The grill course wasn’t as exciting as the first two. The Chicken Teriyaki was good but not exceptional but the mackeral was excellent. Chef Tsuzuki marinated teh mackeral before grilling it and serving it in a goma sauce which was made from freshly ground sesame seeds that gaive it a wonderfully nutty aroma. I would gladly trade the chicken for another slice of the mackeral. 4/5
The star of this course was undoubtedly the Sakura Ebi Tempura which went really well with the Wakame sauce. Springtime is when these “Cherry Blossom” shrimps come into season which is why they are being featured in the spring menu. Nowadays Sakura Ebi are available all year round as dried shrimp, but the fresh ones are something to behold. They taste like a very refined version “keropok” (fish crackers) but with a nice savoury shrimp taste that is not overpowering. I thought the fish cake was nice but it was overshadowed by the Sakura Ebi in the dish. 4.25/5
Springtime is when the Japanese celebrate the “Hina-Matsuri Festival” which is the girl’s festival. During this festival Chirashi rice is often eaten, which is why Chef Tsuzuki featured a a mixed Unagi Chirashi in the Kaiseki. I don’t usually like Unagi but somehow the mix of Unagi (grilled freshwater eel), tamago (egg omelette), tarkuan (preserved radish) and tobiko (flying fish roe) was a perfect combination. The flavour and the texture of the sushi rice was excellent and is testament to the amount of effort Chef Tsuzuki has put into creating the perfect rice. First, he only uses the best unpolished rice from Japanese that is polished to his exacting standards in Singapore.
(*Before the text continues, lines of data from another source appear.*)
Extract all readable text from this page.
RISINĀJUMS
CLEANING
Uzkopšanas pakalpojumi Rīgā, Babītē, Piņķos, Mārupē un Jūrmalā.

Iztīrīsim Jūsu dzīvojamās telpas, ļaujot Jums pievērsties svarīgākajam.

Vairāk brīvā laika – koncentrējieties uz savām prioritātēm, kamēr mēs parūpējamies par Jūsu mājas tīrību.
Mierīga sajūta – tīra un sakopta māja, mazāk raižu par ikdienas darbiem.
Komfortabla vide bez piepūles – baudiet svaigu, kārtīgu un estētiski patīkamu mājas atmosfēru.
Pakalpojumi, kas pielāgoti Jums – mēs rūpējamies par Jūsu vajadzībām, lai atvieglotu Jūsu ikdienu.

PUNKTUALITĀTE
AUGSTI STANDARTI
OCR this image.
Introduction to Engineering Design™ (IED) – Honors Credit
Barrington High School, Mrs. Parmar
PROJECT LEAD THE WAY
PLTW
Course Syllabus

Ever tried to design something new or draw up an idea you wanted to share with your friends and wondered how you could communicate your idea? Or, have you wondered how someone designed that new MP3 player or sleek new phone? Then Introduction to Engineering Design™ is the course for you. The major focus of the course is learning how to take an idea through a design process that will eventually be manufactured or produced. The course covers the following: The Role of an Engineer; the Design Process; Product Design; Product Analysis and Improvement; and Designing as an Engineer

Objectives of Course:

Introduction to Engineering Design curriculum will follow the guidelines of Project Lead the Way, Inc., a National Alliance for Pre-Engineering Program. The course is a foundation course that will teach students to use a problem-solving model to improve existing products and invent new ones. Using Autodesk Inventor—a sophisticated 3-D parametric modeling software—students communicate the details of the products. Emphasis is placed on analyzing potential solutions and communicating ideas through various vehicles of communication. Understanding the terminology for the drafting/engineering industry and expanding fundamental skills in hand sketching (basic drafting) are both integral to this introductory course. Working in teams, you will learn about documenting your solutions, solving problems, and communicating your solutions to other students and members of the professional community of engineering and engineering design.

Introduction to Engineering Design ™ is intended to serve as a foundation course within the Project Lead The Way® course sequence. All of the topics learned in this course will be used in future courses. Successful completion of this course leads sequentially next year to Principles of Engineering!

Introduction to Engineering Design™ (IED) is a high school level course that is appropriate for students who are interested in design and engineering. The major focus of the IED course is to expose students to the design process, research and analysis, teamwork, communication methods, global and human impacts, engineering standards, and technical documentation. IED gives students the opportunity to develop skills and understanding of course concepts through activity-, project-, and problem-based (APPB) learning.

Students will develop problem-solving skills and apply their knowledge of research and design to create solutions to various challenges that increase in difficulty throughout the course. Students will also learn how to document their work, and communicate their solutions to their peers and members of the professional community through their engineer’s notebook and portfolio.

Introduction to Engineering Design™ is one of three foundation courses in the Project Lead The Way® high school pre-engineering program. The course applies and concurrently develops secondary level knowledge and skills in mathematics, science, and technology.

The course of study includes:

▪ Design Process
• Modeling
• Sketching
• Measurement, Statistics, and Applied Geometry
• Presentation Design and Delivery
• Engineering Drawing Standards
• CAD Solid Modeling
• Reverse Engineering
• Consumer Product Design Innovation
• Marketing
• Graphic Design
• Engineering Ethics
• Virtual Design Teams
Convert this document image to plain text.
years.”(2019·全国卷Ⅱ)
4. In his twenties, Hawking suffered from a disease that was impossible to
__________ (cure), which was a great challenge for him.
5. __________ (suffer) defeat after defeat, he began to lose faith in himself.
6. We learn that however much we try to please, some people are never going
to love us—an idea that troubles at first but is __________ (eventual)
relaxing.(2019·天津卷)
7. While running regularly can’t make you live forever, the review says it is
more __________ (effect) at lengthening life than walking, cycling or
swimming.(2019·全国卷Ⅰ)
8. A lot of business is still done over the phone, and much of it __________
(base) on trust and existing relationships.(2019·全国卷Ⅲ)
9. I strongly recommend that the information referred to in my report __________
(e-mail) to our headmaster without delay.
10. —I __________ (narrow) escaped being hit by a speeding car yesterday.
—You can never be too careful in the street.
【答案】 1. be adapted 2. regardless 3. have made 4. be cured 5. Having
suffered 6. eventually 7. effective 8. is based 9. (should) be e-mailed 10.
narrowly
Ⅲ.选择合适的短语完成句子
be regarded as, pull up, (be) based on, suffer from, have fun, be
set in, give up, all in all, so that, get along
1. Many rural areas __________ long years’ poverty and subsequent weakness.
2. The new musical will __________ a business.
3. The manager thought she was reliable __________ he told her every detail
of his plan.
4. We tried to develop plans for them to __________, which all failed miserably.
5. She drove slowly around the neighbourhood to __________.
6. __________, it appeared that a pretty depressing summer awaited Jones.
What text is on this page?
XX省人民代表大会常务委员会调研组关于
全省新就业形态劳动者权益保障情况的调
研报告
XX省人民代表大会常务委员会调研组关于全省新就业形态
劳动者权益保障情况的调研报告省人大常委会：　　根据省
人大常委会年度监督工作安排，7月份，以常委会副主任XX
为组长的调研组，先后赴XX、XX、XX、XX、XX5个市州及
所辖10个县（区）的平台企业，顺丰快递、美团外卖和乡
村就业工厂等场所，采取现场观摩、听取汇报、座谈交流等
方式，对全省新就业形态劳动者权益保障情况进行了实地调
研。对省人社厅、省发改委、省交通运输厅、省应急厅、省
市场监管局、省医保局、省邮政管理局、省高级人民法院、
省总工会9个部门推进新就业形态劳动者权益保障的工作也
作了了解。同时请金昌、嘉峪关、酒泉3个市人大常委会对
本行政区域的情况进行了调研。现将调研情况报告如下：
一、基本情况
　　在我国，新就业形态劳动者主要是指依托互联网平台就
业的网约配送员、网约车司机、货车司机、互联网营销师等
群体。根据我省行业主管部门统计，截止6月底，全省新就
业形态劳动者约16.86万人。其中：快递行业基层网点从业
Then he uses purified alkaline water to cook the rice in which a piece of charcoal is added in order to distribute the heat evenly. The result is glistening plump, fluffy grains of rice with a pleasing bite and just the right amount of stickiness such that cling but not clump to each other. 4.5/5
Black Sesame Ice Cream with Adzuki bean paste is not highly imaginative but these were all made by the Chef himself and were excellent. Amongst the fruits that are in season is the Setoka orange which is a hybrid seedless orange developed by the Japanese that is supposed to contain higher levels of sugar compared to the run of the mill orange. Chef went to great lengths to serve the orange segments after removing the pith. Unfortunately my two segments weren’t as sweet as I would have expected. The dessert course is the only one that is not fixed so you might end up with something different. 4/5
Had a wonderful experience at Kuriya Dining and I was pleasantly surprised that it didn’t cost us as much as I expect. We ordered a Kaiseki Lunch and a Sashimi set to share between the two of us and it ended up costing around $65 per person. No cheap for a lunch, but for quality of the seafood and produce we got, I was expecting to pay much more for the whole experience.
NB: This was the set lunch menu which was design to give value for money, so it might not reflect the full potential of what Chef Tsuzuki can do. Of course, an omakase (chef’s table) would be the best way to gauge, but you will need to set aside a budget of $200 to $500 per pax.